Oude Testament

Nieuwe Testament

Lucas 18:29-43 NBG-vertaling 1951 (NBG51)

29. En Hij zeide tot hen: Voorwaar, Ik zeg u, er is niemand, die huis of vrouw of broeders of ouders of kinderen heeft prijsgegeven om het Koninkrijk Gods,

30. of hij zal vele malen meer ontvangen in deze tijd en in de toekomende eeuw het eeuwige leven.

31. Hij nam de twaalven terzijde en sprak tot hen: Zie, wij gaan op naar Jeruzalem, en al wat door de profeten geschreven is, zal aan de Zoon des mensen volbracht worden.

32. Want Hij zal overgeleverd worden aan de heidenen en bespot en gesmaad en bespuwd worden,

33. en zij zullen Hem geselen en doden, en ten derden dage zal Hij opstaan.

34. En zij begrepen niets van deze dingen en dit woord bleef hun duister en zij wisten niet, waarvan gesproken werd.

35. Het geschiedde nu, toen Hij in de nabijheid van Jericho kwam, dat een blinde aan de weg zat te bedelen.

36. Toen deze hoorde, dat er een schare voorbijging, vroeg hij, wat dit was.

37. En zij vertelden hem, dat Jezus de Nazoreeër voorbijkwam.

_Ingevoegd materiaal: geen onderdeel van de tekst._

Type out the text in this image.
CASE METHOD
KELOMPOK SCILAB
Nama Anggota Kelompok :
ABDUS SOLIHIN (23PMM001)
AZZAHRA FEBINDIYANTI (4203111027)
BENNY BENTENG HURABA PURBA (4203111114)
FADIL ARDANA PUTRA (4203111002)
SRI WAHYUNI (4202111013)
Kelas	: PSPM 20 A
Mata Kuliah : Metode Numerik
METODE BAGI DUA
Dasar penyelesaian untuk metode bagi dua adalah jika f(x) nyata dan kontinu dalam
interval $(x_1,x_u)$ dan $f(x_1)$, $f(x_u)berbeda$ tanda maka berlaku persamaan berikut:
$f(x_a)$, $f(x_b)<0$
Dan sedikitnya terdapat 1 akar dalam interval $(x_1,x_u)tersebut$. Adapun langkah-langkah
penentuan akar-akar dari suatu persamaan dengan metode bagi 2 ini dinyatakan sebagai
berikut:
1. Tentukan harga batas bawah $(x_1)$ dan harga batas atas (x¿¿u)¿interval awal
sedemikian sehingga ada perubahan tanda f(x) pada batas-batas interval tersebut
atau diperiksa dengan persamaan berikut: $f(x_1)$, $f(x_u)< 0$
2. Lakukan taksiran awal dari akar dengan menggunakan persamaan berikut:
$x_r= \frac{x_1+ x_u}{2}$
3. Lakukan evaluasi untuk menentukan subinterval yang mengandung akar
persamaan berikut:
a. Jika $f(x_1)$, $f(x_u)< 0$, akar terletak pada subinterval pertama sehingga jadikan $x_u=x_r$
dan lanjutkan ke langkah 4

38. En hij riep en zeide: Jezus, Zoon van David, heb medelijden met mij!

39. En die vooraan liepen, bestraften hem, dat hij zwijgen zou. Maar hij schreeuwde des te meer: Zoon van David, heb medelijden met mij!

40. Jezus nu stond stil en liet hem bij Zich brengen. Toen hij naderbij gekomen was,

41. vroeg Hij hem: Wat wilt gij, dat Ik u doen zal? Hij zeide: Here, dat ik ziende worde!

42. En Jezus zeide tot hem: Word ziende; uw geloof heeft u behouden.

43. En terstond werd hij ziende en hij volgde Hem, God lovende. En al het volk zag het en gaf Gode lof.